ASPEN ” Aspen Mayor Mick Ireland said Wednesday he plans to make a motion at the March 23 City Council meeting to pull the Lift One Master Plan off the May 5 ballot.

If a council majority rescinds the ballot measure, Aspen voters will not decide the fate of nearly 300,000 square feet of commercial and residential development on the Lift 1A side of Aspen Mountain.

Developers John Sarpa and Bob Daniel, along with David Myler, the attorney representing them, met with Ireland and City Attorney John Worcester on Wednesday to discuss the logistics of making amendments to Ordinance 34, which governs the Lift One Master Plan and is what Aspen residents would vote on in May.

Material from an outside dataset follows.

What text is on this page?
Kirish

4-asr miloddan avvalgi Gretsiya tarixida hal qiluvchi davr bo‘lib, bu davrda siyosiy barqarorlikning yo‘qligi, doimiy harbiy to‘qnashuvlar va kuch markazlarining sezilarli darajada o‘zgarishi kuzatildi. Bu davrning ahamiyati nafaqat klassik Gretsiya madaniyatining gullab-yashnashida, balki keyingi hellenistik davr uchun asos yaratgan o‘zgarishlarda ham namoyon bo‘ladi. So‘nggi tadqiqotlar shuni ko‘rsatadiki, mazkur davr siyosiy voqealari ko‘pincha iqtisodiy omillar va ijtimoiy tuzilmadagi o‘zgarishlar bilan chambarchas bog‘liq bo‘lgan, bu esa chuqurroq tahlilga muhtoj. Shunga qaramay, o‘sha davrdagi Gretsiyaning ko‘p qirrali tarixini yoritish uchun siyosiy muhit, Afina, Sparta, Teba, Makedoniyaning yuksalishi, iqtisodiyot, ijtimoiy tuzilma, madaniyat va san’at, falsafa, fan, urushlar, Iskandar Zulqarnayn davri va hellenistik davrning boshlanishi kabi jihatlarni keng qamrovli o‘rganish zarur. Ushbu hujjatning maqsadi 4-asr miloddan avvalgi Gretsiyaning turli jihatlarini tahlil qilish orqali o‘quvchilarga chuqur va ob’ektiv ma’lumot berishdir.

“They have some ideas about cutting down the scale and mass substantially,” Ireland said, adding one possibility is that the developers could revise the master plan and come back in front of a new council for approval.

That change in plans is a result of time running out for Sarpa and Daniel to make 11th-hour changes to the Lift One Master Plan.




Any changes to the ordinance must be approved by the Aspen City Council on March 23, which is the deadline to make amendments to or rescind a ballot measure.

That gives officials and developers only a few days to hash out possible changes that address the size of Sarpa’s proposed Lodge at Aspen Mountain, as well as the affordability of its rooms.

“It’s highly unlikely that they can make changes,” Worcester said. “It will be very difficult to get something before the 23rd, and it probably won’t happen.”

After six months of work by a citizen task force known as the Lift One COWOP to create and recommend a master plan for the area, the City Council ” after elected officials were split in a tie vote on approving it ” voted in January to send the development proposal to Aspen voters.

The amendments could involve reducing the size of the Lodge at Aspen Mountain ” a 175,000-square-foot hotel and ownership lodge that is being proposed by Sarpa’s Centurion Partners on South Aspen Street. Guarantees that some of the rooms are moderately priced also are contemplated as amendments to the ordinance.

The other major piece of the master plan is the Lift One Lodge proposed by developers David Wilhelm, Jim Chaffin and Jim Light under the auspices of Roaring Fork Mountain Lodge Aspen LLC and represented by Daniel. It would be 130,000 square feet and built below Lift 1A, in part where the Holland House once operated.

Ireland said one possibility is that the COWOP task force could be reconvened to help shape a smaller development, and critics of the proposal who planned to campaign against a May ballot measure also could be brought in to get consensus, he said.

Sarpa and Daniel were unavailable for comment Wednesday afternoon. Several sources have said Sarpa and Daniel have been considering pulling the ballot question because it’s become apparent, based on weeks of phone surveying of residents, that it will fail at the polls.

Ireland said holding off is the best choice, since the task force was rushed in getting its work done, and, as a result, couldn’t address the mass and scale of the mixed-use project. Ireland added that the council’s deadlocked vote on the master plan is a blessing of sorts.

“Had we approved it, we’d be locked into that language, and that would have been extremely divisive,” he said, adding he hopes a consensus can be reached in the community on a new proposal and it won’t have to go to a public vote in the future.